Here is some of what I learned:
- Define success right away—define what it is and what it isn’t. For Alana and I success was completing the race, not hurting ourselves (or anyone else), not walking (that was Alana’s addition), raising several thousand dollars for ovarian cancer research, and enjoying the process along the way. We were intentional about reigning in the competitive side of our natures and not focusing on our times or ranking with the other participants. Raise money and have fun. That was our mantra.
- Inventory your assets--rabidly seek out the different perspectives, approaches, and styles and then to dig in to learn more about them. Observe people’s natural tendencies: toward what do they gravitate; what do they innately and easily bring to the group or partnership. Ask truly open, curious questions about their ideas and conclusions--from where they came, to where they might lead, what else they considered.

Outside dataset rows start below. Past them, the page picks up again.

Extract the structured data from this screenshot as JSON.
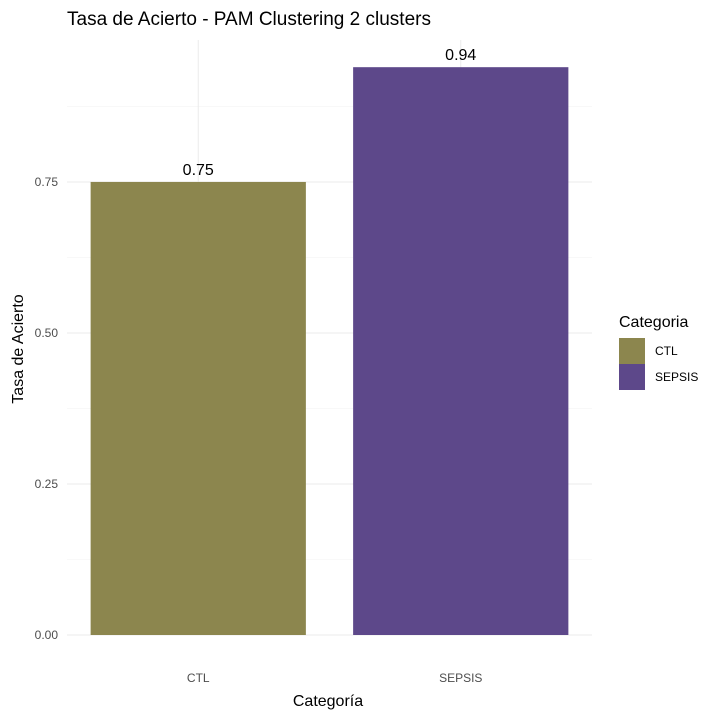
{
  "chart_data": {
    "type": "bar",
    "title": "Tasa de Acierto - PAM Clustering 2 clusters",
    "xlabel": "Categoría",
    "ylabel": "Tasa de Acierto",
    "categories": [
      "CTL",
      "SEPSIS"
    ],
    "values": [
      0.75,
      0.94
    ],
    "value_labels": [
      "0.75",
      "0.94"
    ],
    "colors": [
      "#8c864e",
      "#5d488a"
    ],
    "ylim": [
      0,
      0.985
    ],
    "yticks": [
      0,
      0.25,
      0.5,
      0.75
    ],
    "ytick_labels": [
      "0.00",
      "0.25",
      "0.50",
      "0.75"
    ],
    "grid": true,
    "legend": {
      "title": "Categoria",
      "placement": "right",
      "entries": [
        "CTL",
        "SEPSIS"
      ]
    }
  }
}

- Assign owners—given what you learned (from the above observations and explorations), decide who will own what…and then let them do it. Alana owned our training and I owned our fund raising. We both played active roles in all of the activities, but we knew who was primarily responsible for what. We did an unconscious version of a responsibility matrix (like a simple RASCI).
- Fill the gaps—identify what you need or want and don’t have. Figure out where to get it…in a way that fits into your overall definition of success. As part of our training, we decided to join a group of women at our local athletic club who were also preparing for triathlons. It was a friendly group with a wide range of fitness levels and skill and led by women who had experience. we intentionally did not train with the groups of hard core triathletes.
- Check-in continually--regularly ask each of the members how they're doing...how they're feeling, what's working well for them, what could make things better. Then adapt the process accordingly.
- Do your best, learn, and move on—doing the military version of an AAR (After Action Review) is always helpful. We did ours over mimosas and brunch following the event. And then we pulled out our calendars and scheduled our training for the next one.
The Rest of the Story
Alana and I participated in four triathlons that summer. And we completed the event to support ovarian cancer research every year for the following few years, even though she had moved to the other side of the country.
Our experience the following years was not nearly as enjoyable as that first year. We continued to train, but we did so separately, without a lot of coordination. It was certainly much less enjoyable and we didn't perform nearly as well, athletically or financially. No great surprise, I suppose. Lesson learned...
Most of us have numerous opportunities to build better partnerships in our lives...both personally and professionally. With intention, and by following the steps above, I know it's doable.
Image Credit: Lexi Ruskell
- QUESTION ONE:
Where, in your current partnerships, could you better define success--what it is and what it isn't?
- QUESTION TWO:
Most of our best traits have aspects of them that are irritating to those who partner with us...and vice versa. What is one trait, in one of your partners, that could be better leveraged? How could that trait be used more fully to benefit your collective work?
- QUESTION THREE:
How might you infuse more joy into your work with partners? What might make your combined efforts more enjoyable for both of you?
May you go forth, do good work with your partners, and enjoy the process!!